From: dmarc <dmarc-boun...@ietf.org> On Behalf Of Kurt Andersen (b)
Sent: Monday, June 10, 2019 9:08 PM
To: Scott Kitterman <skl...@kitterman.com>
Cc: dmarc@ietf.org
Subject: [EXTERNAL] Re: [dmarc-ietf] PSDs in draft-ietf-dmarc-psd



On Tue, Jun 11, 2019 at 6:31 AM Scott Kitterman 
<skl...@kitterman.com<mailto:skl...@kitterman.com>> wrote:

   On Friday, June 7, 2019 7:02:59 AM EDT Hollenbeck, Scott wrote:
   >
   > It would be helpful to the reader if the draft were either clear about
   > potential limitations to deployment or more descriptive about the domains
   > for which the approach can work. Right now, PSD DMARC cannot be deployed
   > ubiquitously. That reality should not be overlooked.

   I see your point, but I think it's probably out of scope.  This is an IETF
   document and such restrictions are outside the IETF's control.  Also, keep in
   mind that once an RFC is published, it is immutable.  If that guidance
   changes, then there would be no way to correct the document without spinning
   up a whole new RFC process.

   Is there a public, stable reference that describes the restrictions?  If so,
   it might make sense to reference it.  If we can, I think that would be much
   better than 'hard coding' the current external policy in an RFC.

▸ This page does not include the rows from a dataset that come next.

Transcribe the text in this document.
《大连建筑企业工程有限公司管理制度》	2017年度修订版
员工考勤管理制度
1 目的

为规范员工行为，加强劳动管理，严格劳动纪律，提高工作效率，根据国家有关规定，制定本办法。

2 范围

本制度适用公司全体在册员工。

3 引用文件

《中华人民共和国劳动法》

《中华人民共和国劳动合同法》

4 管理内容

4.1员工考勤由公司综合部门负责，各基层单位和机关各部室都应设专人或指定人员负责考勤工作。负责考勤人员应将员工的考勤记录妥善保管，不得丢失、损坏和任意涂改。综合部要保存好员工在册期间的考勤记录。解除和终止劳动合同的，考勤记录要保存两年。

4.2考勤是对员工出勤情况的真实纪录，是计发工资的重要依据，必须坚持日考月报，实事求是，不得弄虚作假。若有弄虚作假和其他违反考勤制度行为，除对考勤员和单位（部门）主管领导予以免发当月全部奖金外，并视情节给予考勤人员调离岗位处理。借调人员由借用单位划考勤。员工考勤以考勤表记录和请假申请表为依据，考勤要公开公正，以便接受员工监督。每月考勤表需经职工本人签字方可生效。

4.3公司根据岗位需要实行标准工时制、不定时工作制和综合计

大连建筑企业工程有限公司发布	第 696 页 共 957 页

   Including this information in the draft would be counter-productive. A large 
part of this effort is to document the desired handling so that the RFC can be 
used as documentation to support a change in ICANN policy.

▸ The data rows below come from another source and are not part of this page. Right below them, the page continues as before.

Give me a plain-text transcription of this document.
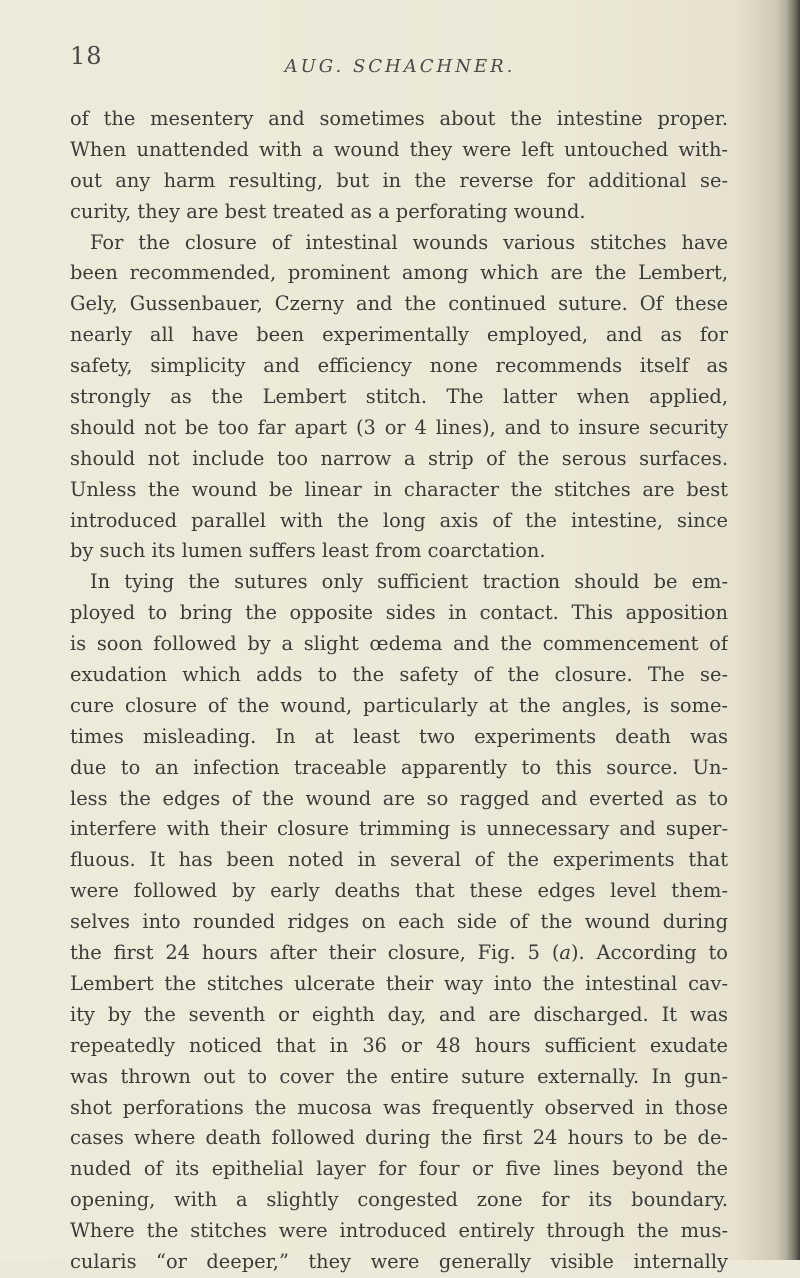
18	AUG. SCHACHNER.
of the mesentery and sometimes about the intestine proper.
When unattended with a wound they were left untouched with-
out any harm resulting, but in the reverse for additional se-
curity, they are best treated as a perforating wound.
For the closure of intestinal wounds various stitches have
been recommended, prominent among which are the Lembert,
Gely, Gussenbauer, Czerny and the continued suture. Of these
nearly all have been experimentally employed, and as for
safety, simplicity and efficiency none recommends itself as
strongly as the Lembert stitch. The latter when applied,
should not be too far apart (3 or 4 lines), and to insure security
should not include too narrow a strip of the serous surfaces.
Unless the wound be linear in character the stitches are best
introduced parallel with the long axis of the intestine, since
by such its lumen suffers least from coarctation.
In tying the sutures only sufficient traction should be em-
ployed to bring the opposite sides in contact. This apposition
is soon followed by a slight œdema and the commencement of
exudation which adds to the safety of the closure. The se-
cure closure of the wound, particularly at the angles, is some-
times misleading. In at least two experiments death was
due to an infection traceable apparently to this source. Un-
less the edges of the wound are so ragged and everted as to
interfere with their closure trimming is unnecessary and super-
fluous. It has been noted in several of the experiments that
were followed by early deaths that these edges level them-
selves into rounded ridges on each side of the wound during
the first 24 hours after their closure, Fig. 5 (a). According to
Lembert the stitches ulcerate their way into the intestinal cav-
ity by the seventh or eighth day, and are discharged. It was
repeatedly noticed that in 36 or 48 hours sufficient exudate
was thrown out to cover the entire suture externally. In gun-
shot perforations the mucosa was frequently observed in those
cases where death followed during the first 24 hours to be de-
nuded of its epithelial layer for four or five lines beyond the
opening, with a slightly congested zone for its boundary.
Where the stitches were introduced entirely through the mus-
cularis “or deeper,” they were generally visible internally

   [SAH]: The draft is targeted for Experimental status. It would be 
irresponsible to not document conditions under which the experiment can or 
cannot be conducted. Section 3.2 of RFC 7489 does a good job of describing 
organizational domain variability; might there be some way of defining a PSD 
that’s based on the definition of an RFC 7489 organizational domain? That would 
address my concern, and it seems like it should be possible given that the 
definition of a “Longest PSD” in Section 2.3 is based on the organizational 
domain description from RFC 7489.



   On a slightly different note, Section 2.2 also says this:



   “PSD DMARC includes all public domains above the organizational level in the 
tree, e.g., ".gov.uk".”



   Registration in .gov.uk is restricted 
(https://www.gov.uk/government/publications/naming-and-registering-government-websites).
 What exactly is meant by “public domains”?